Reflexionaba sobre cómo afrontaría las dificultades que estaban ya presentes y las que sin duda, darían lugar a otras venideras, siendo consciente de que el mayor problema lo tenía allí y en ese mismo momento.
Advirtió rápidamente que nada podía hacer al respecto, pues su dependencia de otros era total. Estaba roto y perdido.
Recostado sobre los sueños aún, se veía ya en ese maravilloso mundo, donde las oportunidades se ofrecían lícitamente a quien quisiera optar a ellas, sin ofrecer la pleitesía al patriarca del clan, de aquél de quien marcaba una larga distancia.
La esclavitud de su tierra, le hizo vivir sometido a las voluntades individuales de los poderosos jefes del grupo y sus adeptos, humillando y menospreciando su capacidad; hasta que empezó a correr sin parar.
Los recuerdos atormentaban su mente hiriendo aún más el espíritu, destrozado por el amargo final, oculto en la oscuridad y hundido sin la llama de la alegría, castigado por el látigo de la incertidumbre, que azotaba el corazón, abriéndole llagas de amargura, aplastado por la gran piedra de la mentira que iba derribando cuantas ilusiones se levantaban.
Lentamente, enumeraba opciones a las que podría optar nada más cruzar la estrecha lengua de gato, aquella que formaba el mar para separar dos formas de vida tan dispares, diferentes y a la vez tan cercanos, que era inconcebible asegurar que pertenecían al mismo mundo.
Le parecía increíble que en esa pequeña distancia que separaba una orilla de la otra, se abriera semejante abismo, otorgando a cada grano de arena de distintas playas, un valor irreal y despreciable, convirtiendo la diversidad de la gente, en especie con signos de calidad, por el mero hecho de haber nacido en distintos lados del mar.
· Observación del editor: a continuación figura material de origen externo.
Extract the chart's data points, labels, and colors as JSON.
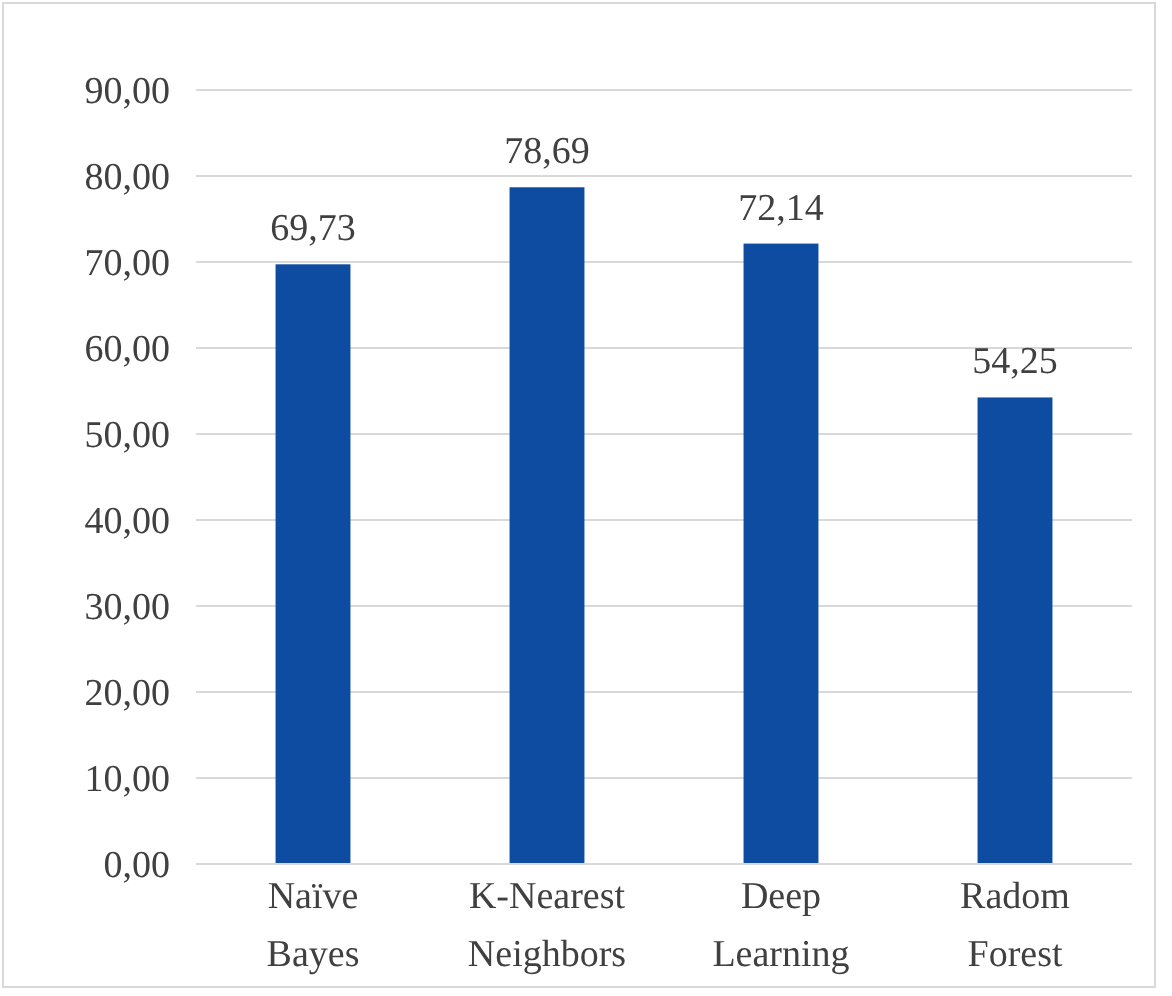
{
  "chart_data": {
    "type": "bar",
    "categories": [
      "Naïve Bayes",
      "K-Nearest Neighbors",
      "Deep Learning",
      "Radom Forest"
    ],
    "values": [
      69.73,
      78.69,
      72.14,
      54.25
    ],
    "value_labels": [
      "69,73",
      "78,69",
      "72,14",
      "54,25"
    ],
    "color": "#0d4ca1",
    "ylim": [
      0,
      90
    ],
    "yticks": [
      {
        "value": 0,
        "label": "0,00"
      },
      {
        "value": 10,
        "label": "10,00"
      },
      {
        "value": 20,
        "label": "20,00"
      },
      {
        "value": 30,
        "label": "30,00"
      },
      {
        "value": 40,
        "label": "40,00"
      },
      {
        "value": 50,
        "label": "50,00"
      },
      {
        "value": 60,
        "label": "60,00"
      },
      {
        "value": 70,
        "label": "70,00"
      },
      {
        "value": 80,
        "label": "80,00"
      },
      {
        "value": 90,
        "label": "90,00"
      }
    ],
    "grid": "y"
  }
}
Confrontaba un rostro marchito quemado por el sol desértico, con los semblantes resplandecientes y radiantes, que dibujaban el límite del paraíso, dándose cuenta de la injusta existencia a la que estaba condenado por nacimiento.
Contrastaba la diferente luz que irradiaban de sus miradas con la suya que iba apagándose. Y se lamentaba del infortunio entre gimoteos, sollozos cansinos, sin esperanza real de verse a salvo de aquella situación. Prácticamente, ni podía permitirse el lujo de hacer aparecer los escasos sentimientos que aún conservaba para llorar.
En una leve sensación de lucidez, aparecida tras verse entre los primeros rayos solares, que incidían sobre sus facciones; le mostró la realidad, dañando las heridas, tanto físicas como sensoriales.
Pero Ahmed, odiaba la cruda existencia a la que se veía sometido, e introduciéndose en la fantasía, intentaba doblegar la capacidad para discernir sobre todo lo ocurrido y se imaginaba la dulce cara de Yamila.
Sin discernir claramente la invención de la realidad, vio asomar como aparecidos de la nada, varias personas acercándose desde un plano superior al suyo con una amable sonrisa y voces calmadas, interesándose por él. Le auxiliaron, y su cuerpo tendido por fin se sintió seguro.